Introduction
Regork grocery chain caters to a wide demographic. Based on the
data, it would be best to change that strategy so that the optimizations
can improve our customer satisfaction and financial metrics. We have
analyzed the most important customer demographics based on income
bracket. I propose we optimize various departments of this particular
store to cater to the main customer demographic.
Packages Used
tidyverse - a collection of packages for data wrangling, exploration
and visualization
completejourney - data set for Regork grocery store
Lubridate - allows date/time calculations
Data Preparation/Exploration
Sorting total sales by customer income
Preparing dataset
Prod <- products
tran <- get_transactions()
demo <- demographics
X1 <- inner_join(tran, Prod, by = "product_id")
D1 <- inner_join(X1, demo, by = "household_id")
Analyzing Data
D2 <- D1 %>%
group_by(income) %>%
summarise(total_sales = sum(sales_value, na.rm = TRUE)) %>%
arrange(desc(total_sales)) %>%
mutate(SUM = sum(total_sales), Percent = (total_sales/SUM)*100)
Visualize Data

Finding the most popular week days for our target demopraphic
($1k-99k income)
Preparing dataset
D1$weekday <- wday(D1$transaction_timestamp)
D1$hour <- hour(D1$transaction_timestamp)
target_demo <- c("50-74K","35-49K", "75-99K")
Analyzing Data
D3 <- D1 %>%
group_by(weekday) %>%
filter(income %in% target_demo) %>%
summarise(total_sales = sum(sales_value, na.rm = TRUE)) %>%
arrange(desc(total_sales)) %>%
mutate(SUM = sum(total_sales), Percent = (total_sales/SUM)*100)
D3$weekday[D3$weekday==1]<-"SUNDAY"
D3$weekday[D3$weekday==2]<-"MONDAY"
D3$weekday[D3$weekday==3]<-"TUESDAY"
D3$weekday[D3$weekday==4]<-"WEDNESDAY"
D3$weekday[D3$weekday==5]<-"THURSDAY"
D3$weekday[D3$weekday==6]<-"FRIDAY"
D3$weekday[D3$weekday==7]<-"SATURDAY"
Visualize Data

Finding the most popular hours for our target demograhpic
($1k-$99k)
Analyzing Data
D4 <- D1 %>%
group_by(hour) %>%
filter(income %in% target_demo) %>%
summarise(total_sales = sum(sales_value, na.rm = TRUE)) %>%
arrange(desc(total_sales)) %>%
mutate(SUM = sum(total_sales), Percent = (total_sales/SUM)*100) %>%
slice(1:10)
D4$hour[D4$hour==17]<-"5 PM"
D4$hour[D4$hour==18]<-"6 PM"
D4$hour[D4$hour==16]<-"4 PM"
D4$hour[D4$hour==19]<-"7 PM"
D4$hour[D4$hour==13]<-"1 PM"
D4$hour[D4$hour==15]<-"3 PM"
D4$hour[D4$hour==14]<-"2 PM"
D4$hour[D4$hour==12]<-"12 PM"
D4$hour[D4$hour==20]<-"8 PM"
D4$hour[D4$hour==11]<-"11 AM"
Visualize Data

Finding the top 10 most popular products for our customer
demographic
Analyzing Data
D5 <- D1 %>%
group_by(product_category) %>%
filter(income %in% target_demo) %>%
filter(product_category!="COUPON/MISC ITEMS") %>%
summarise(total_sales = sum(sales_value, na.rm = TRUE)) %>%
arrange(desc(total_sales)) %>%
slice(1:10)
Visualizing Data

Summary
The problem identified through exploratory analysis was that this
particular store was not catering it’s main customer demographic.
Customers making $35K-$99k make up 55% of total sales.

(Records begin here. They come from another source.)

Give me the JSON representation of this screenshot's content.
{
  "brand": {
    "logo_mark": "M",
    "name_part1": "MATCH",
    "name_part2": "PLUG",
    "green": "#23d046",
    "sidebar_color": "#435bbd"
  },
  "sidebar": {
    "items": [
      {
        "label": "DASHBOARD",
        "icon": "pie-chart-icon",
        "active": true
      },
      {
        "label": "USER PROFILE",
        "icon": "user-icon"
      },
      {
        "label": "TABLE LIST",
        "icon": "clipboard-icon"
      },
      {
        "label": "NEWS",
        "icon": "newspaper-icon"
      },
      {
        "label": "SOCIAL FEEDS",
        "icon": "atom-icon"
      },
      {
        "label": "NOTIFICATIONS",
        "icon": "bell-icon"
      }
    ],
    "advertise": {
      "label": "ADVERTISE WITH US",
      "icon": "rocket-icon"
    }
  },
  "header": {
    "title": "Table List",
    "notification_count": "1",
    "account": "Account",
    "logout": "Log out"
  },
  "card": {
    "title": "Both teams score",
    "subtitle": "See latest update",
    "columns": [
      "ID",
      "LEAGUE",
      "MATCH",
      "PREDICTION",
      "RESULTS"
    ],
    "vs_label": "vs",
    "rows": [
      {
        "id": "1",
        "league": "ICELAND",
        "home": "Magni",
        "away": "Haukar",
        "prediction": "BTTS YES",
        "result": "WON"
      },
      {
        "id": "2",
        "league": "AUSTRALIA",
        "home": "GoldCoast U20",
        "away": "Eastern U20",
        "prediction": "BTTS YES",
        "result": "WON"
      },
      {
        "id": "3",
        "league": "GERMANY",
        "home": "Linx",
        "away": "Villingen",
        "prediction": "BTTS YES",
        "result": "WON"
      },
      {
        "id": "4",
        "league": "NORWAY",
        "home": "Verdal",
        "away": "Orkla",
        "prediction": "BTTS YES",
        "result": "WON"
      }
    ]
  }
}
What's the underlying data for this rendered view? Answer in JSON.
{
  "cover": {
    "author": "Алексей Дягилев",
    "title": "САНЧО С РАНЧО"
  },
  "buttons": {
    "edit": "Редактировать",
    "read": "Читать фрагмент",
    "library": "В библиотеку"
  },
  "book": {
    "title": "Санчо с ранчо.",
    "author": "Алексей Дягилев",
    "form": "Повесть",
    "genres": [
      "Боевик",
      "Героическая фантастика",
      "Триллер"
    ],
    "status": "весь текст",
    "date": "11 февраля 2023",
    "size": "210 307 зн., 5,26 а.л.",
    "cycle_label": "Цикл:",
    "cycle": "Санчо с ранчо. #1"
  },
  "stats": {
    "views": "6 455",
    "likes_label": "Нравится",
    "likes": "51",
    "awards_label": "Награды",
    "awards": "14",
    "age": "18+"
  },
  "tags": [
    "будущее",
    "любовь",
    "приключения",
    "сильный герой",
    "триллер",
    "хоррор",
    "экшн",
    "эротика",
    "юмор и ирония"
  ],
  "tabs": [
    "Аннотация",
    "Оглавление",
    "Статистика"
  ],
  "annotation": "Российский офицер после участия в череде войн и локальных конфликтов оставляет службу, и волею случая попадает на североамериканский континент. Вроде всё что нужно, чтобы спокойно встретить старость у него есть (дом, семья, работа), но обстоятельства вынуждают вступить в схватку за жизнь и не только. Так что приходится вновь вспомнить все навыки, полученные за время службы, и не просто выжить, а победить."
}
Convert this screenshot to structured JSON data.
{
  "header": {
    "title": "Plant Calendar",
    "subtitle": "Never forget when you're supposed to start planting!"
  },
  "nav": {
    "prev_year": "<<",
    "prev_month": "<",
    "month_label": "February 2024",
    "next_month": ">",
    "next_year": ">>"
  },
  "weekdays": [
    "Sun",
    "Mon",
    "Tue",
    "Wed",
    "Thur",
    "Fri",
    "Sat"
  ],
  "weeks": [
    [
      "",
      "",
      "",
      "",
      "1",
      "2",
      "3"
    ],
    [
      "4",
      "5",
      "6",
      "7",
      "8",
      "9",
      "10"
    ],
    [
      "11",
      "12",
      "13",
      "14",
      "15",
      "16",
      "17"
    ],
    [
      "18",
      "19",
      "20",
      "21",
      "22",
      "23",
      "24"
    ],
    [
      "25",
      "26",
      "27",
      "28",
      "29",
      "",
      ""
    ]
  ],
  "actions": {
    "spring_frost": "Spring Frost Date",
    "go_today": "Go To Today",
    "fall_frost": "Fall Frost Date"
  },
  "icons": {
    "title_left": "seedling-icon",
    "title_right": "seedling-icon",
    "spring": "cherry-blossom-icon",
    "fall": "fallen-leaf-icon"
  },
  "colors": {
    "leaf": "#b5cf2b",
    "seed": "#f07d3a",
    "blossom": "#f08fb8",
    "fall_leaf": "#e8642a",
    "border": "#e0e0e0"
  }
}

Customers making
less than $35k made up 21% of total sales. Customers making more than
$99k made up 26% of total sales. The solution is to optimize inventory,
schedule, and other attributes of the store to focus on low-middle class
customers. From now on the target demographic are customers making
$1k-99k. Our strategy should focus on conforming our product types to
this income bracket with decent packaging to appeal to higher income
brackets. We need to reevaluate the products in soft drinks, beef, milk,
cheese, frozen dinners, snacks, bread, beer, frozen pizza and deli meats
and make sure that it appeals to our target income bracket. And optimize
our staff scheduling/supply chain management to account for the most
common times our target demographic shops which is - Sunday, Monday,
Friday and Saturday from 4PM - 7PM. We could improve this analysis by
obtaining more attributes regarding product inventory and customer
demographics.